Criticism. Essay. Fiction. Science. Weather.
M. C. Wood
News reports of
violent conflict between nations or groups often involve a caveat of sorts. It's a parenthetical that transcends the simple stating of fact and enters into opinion. Television newsreaders and reporters in the field intone the words with the kind of grave seriousness that implies a level of horror the audience could not possibly have grasped otherwise. It is a clause in written reports to the same effect: "
including women and children." In just three simple words, the history of Woman as infantile is extended into the present.
Whether it's ABC, CBS, CNN, NBC, Fox, the New York
Times, the Washington
Post, AP, Reuters, the BBC -- whatever the source, when civilians are affected by violence, two groups are almost invariably highlighted and united as one. For example, a January 2006
Reuters headline reads: "U.S. Bomb Slaughters Villagers, Including Women and Children, in Pakistan." Would the bombing have been a less monstrous event were the victims only men?

A 2004 Fairness & Accuracy in Reporting online "Action Alert"
article about Al Jazeera's reporting on civilian deaths in Fallujah included several references to women and children. In that article, Military spokesman Mark Kimmitt stated, "The stations that are showing Americans intentionally killing women and children are not legitimate news sources. That is propaganda, and that is lies." The article concludes, "video footage of women and children killed by the U.S. military is evidence that needs to be seen." In a sense, both Kimmitt and the Fairness & Accuracy editorial are correct -- though for different reasons. Showing images of dead women and children may, in fact, outrage people more than images of dead young men.
During the Israel-Lebanon war, Israel attacked Qana, killing civilians.
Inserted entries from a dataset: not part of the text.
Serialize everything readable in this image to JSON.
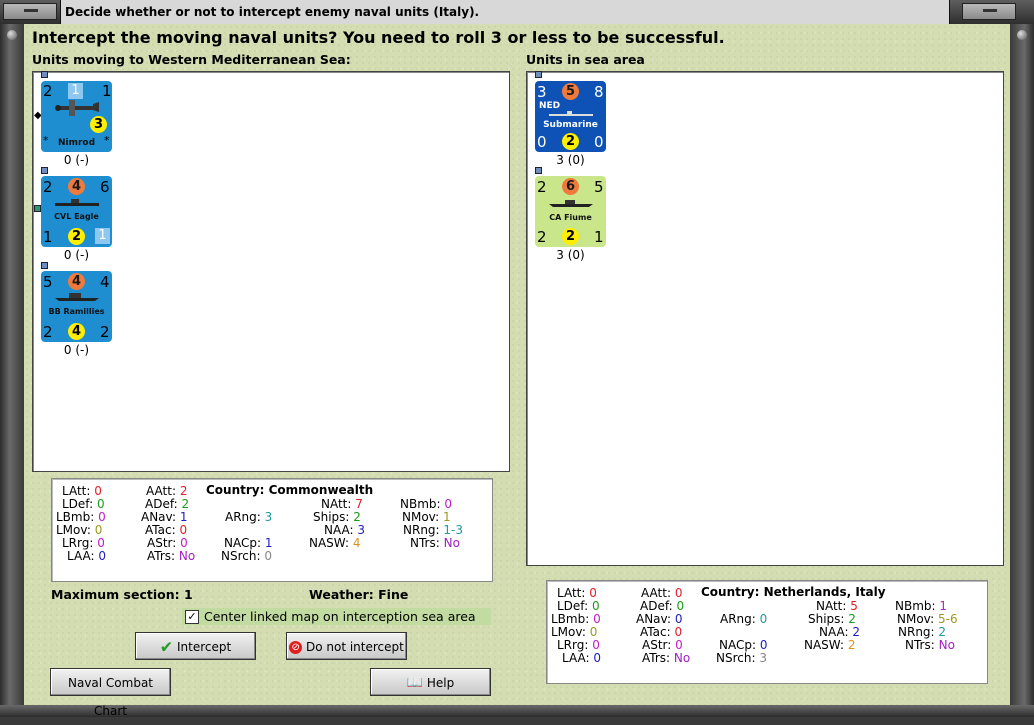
{
  "window": {
    "title": "Decide whether or not to intercept enemy naval units (Italy)."
  },
  "headline": "Intercept the moving naval units?  You need to roll 3 or less to be successful.",
  "moving_units": {
    "label": "Units moving to Western Mediterranean Sea:",
    "items": [
      {
        "name": "Nimrod",
        "tl": "2",
        "tc": "1",
        "tr": "1",
        "circle": "3",
        "star_l": "*",
        "star_r": "*",
        "status": "0 (-)"
      },
      {
        "name": "CVL Eagle",
        "tl": "2",
        "tc": "4",
        "tr": "6",
        "bl": "1",
        "bc": "2",
        "br": "1",
        "status": "0 (-)"
      },
      {
        "name": "BB Ramillies",
        "tl": "5",
        "tc": "4",
        "tr": "4",
        "bl": "2",
        "bc": "4",
        "br": "2",
        "status": "0 (-)"
      }
    ]
  },
  "sea_units": {
    "label": "Units in sea area",
    "items": [
      {
        "name": "Submarine",
        "tag": "NED",
        "tl": "3",
        "tc": "5",
        "tr": "8",
        "bl": "0",
        "bc": "2",
        "br": "0",
        "status": "3 (0)"
      },
      {
        "name": "CA Fiume",
        "tl": "2",
        "tc": "6",
        "tr": "5",
        "bl": "2",
        "bc": "2",
        "br": "1",
        "status": "3 (0)"
      }
    ]
  },
  "stats_left": {
    "country_label": "Country:",
    "country": "Commonwealth",
    "LAtt": "0",
    "LDef": "0",
    "LBmb": "0",
    "LMov": "0",
    "LRrg": "0",
    "LAA": "0",
    "AAtt": "2",
    "ADef": "2",
    "ANav": "1",
    "ATac": "0",
    "AStr": "0",
    "ATrs": "No",
    "ARng": "3",
    "NACp": "1",
    "NSrch": "0",
    "NAtt": "7",
    "Ships": "2",
    "NAA": "3",
    "NASW": "4",
    "NBmb": "0",
    "NMov": "1",
    "NRng": "1-3",
    "NTrs": "No"
  },
  "stats_right": {
    "country_label": "Country:",
    "country": "Netherlands, Italy",
    "LAtt": "0",
    "LDef": "0",
    "LBmb": "0",
    "LMov": "0",
    "LRrg": "0",
    "LAA": "0",
    "AAtt": "0",
    "ADef": "0",
    "ANav": "0",
    "ATac": "0",
    "AStr": "0",
    "ATrs": "No",
    "ARng": "0",
    "NACp": "0",
    "NSrch": "3",
    "NAtt": "5",
    "Ships": "2",
    "NAA": "2",
    "NASW": "2",
    "NBmb": "1",
    "NMov": "5-6",
    "NRng": "2",
    "NTrs": "No"
  },
  "max_section": "Maximum section: 1",
  "weather": "Weather:  Fine",
  "center_map_label": "Center linked map on interception sea area",
  "center_map_checked": "✓",
  "buttons": {
    "intercept": "Intercept",
    "do_not_intercept": "Do not intercept",
    "naval_chart": "Naval Combat Chart",
    "help": "Help"
  },
  "colors": {
    "panel_bg": "#d3ddb1",
    "unit_blue": "#1e8ed0",
    "unit_dark_blue": "#0d52b4",
    "unit_green": "#c9e68a"
  }
}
In both apologizing and defending the attack, Israeli Ambassador to the U.N.,
Dan Gillerman said, "Those people, including women and children, who were killed in this horrible tragic incident may have been killed by Israeli fire, but they are the victims of the Hizbollah." If Ambassador Gillerman is correct, Hizbollah used women and children as human shields. The conclusion we are meant to draw is that our outrage should be directed at Hizbollah. Are we not to be quite as outraged by the deaths of the men in that event?
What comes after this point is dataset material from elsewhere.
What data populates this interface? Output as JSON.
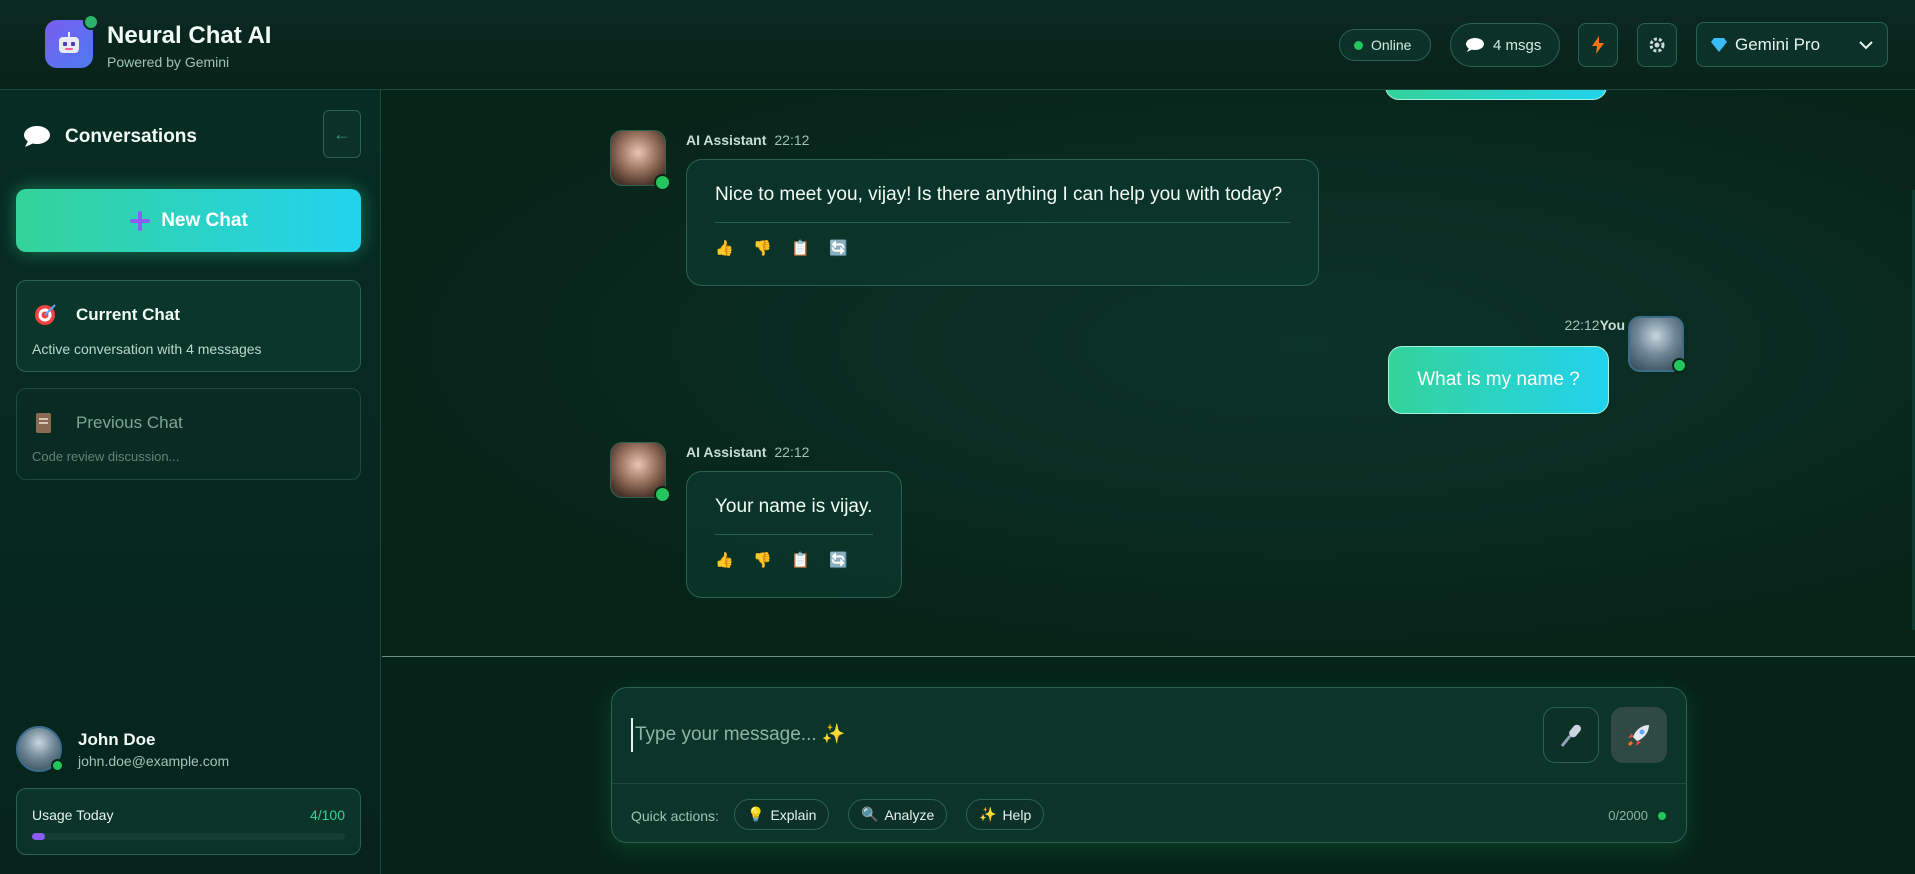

It is a curious thing when civilian casualties are noted, when the female and juvenile victims are not only singled out from other members of the civilian category for note, but also grouped together in a single sub-category:
WomenAndChildren. When civilians are killed, why do reporters not state that those killed included men and children? What about old men and infants? How about just men?
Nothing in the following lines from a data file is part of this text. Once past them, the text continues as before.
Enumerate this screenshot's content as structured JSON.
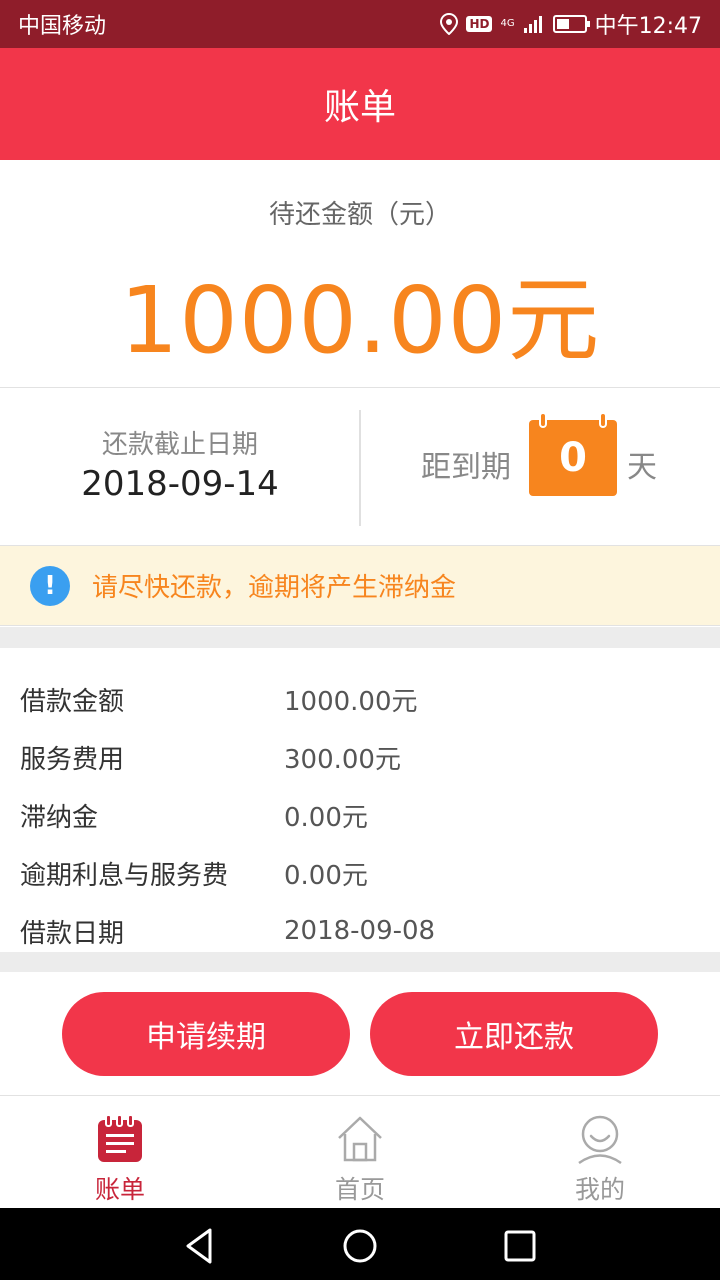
{
  "status_bar": {
    "carrier": "中国移动",
    "hd": "HD",
    "network": "4G",
    "time": "中午12:47"
  },
  "header": {
    "title": "账单"
  },
  "amount": {
    "label": "待还金额（元）",
    "value": "1000.00元",
    "accent_color": "#f7851e"
  },
  "due": {
    "label": "还款截止日期",
    "date": "2018-09-14",
    "countdown_prefix": "距到期",
    "days": "0",
    "days_unit": "天"
  },
  "notice": {
    "icon": "info-icon",
    "text": "请尽快还款，逾期将产生滞纳金"
  },
  "details": [
    {
      "label": "借款金额",
      "value": "1000.00元"
    },
    {
      "label": "服务费用",
      "value": "300.00元"
    },
    {
      "label": "滞纳金",
      "value": "0.00元"
    },
    {
      "label": "逾期利息与服务费",
      "value": "0.00元"
    },
    {
      "label": "借款日期",
      "value": "2018-09-08"
    }
  ],
  "actions": {
    "renew_label": "申请续期",
    "repay_label": "立即还款",
    "button_color": "#f2364a"
  },
  "tabs": [
    {
      "label": "账单",
      "icon": "bill-icon",
      "active": true
    },
    {
      "label": "首页",
      "icon": "home-icon",
      "active": false
    },
    {
      "label": "我的",
      "icon": "profile-icon",
      "active": false
    }
  ],
  "nav": {
    "back": "back-icon",
    "home": "home-circle-icon",
    "recents": "recents-icon"
  }
}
Part of the issue is the result of the structure of war. Generally, men are the active participants in armed conflicts between nations or groups. Women are excluded, often not by their own choice. So, violence involving men in such circumstances is to be expected. Highlighting effects of war on women and children, who are largely excluded from participating in combat, is seen as reflecting an unjust attack, a mistake on the part of military planning or execution. But this taxonomy is peculiar. There are civilian men who are just as affected as are women and children. Why is it that the two groups in question are collected under a single category separate from male civilians?
By and large, men have been the recorders of events in the world; they have historically viewed women as in need of physical protection. Women were considered physically weaker than men, and as such, were to be closeted away where they cannot be hurt. In addition, the view of women as intellectually and emotionally inferior to men fortified the view that they were defenseless -- very much like, or the same as, children and infants. These are the lenses through which the female of the species has been seen. What was it that she saw? Did she learn to see herself as others did?
I recall as a child and young person reading about "man," and having to remind myself that it
meant "humankind" -- except when it didn't. I might continue along until I realized,
No the author means male of the species, not me.
Man is the default;
woman, the afterthought. To be fully human is to be a man. So, when civilians are killed, the assumption is that humans have died -- oh, and the deaths included women and children.
Now, here we are in the 21st century. Do we still suppose women are the weak and vulnerable creatures documented in most cultures? If not, why do we use language that perpetuates these ideas? Perhaps we are confused or culturally schizophrenic. If nothing else, we are not careful with our words. We do not clearly understand the concepts we use. Whenever individuals are murdered -- whatever their age or sex -- there should be outrage. That the victims are male or female, old or young, arguably makes no difference at all. To suppose it does
values one life more than another.
But this brings us to something of an inconsistency. Can women be viewed both as infantile -- which many argue devalues them -- and as
preeminently valuable? Unless those who insist on separating out WomenAndChildren from all the other victims of violence can justify the inconsistency, they should refrain from perpetuating confused, manufactured ideas masquerading as reality.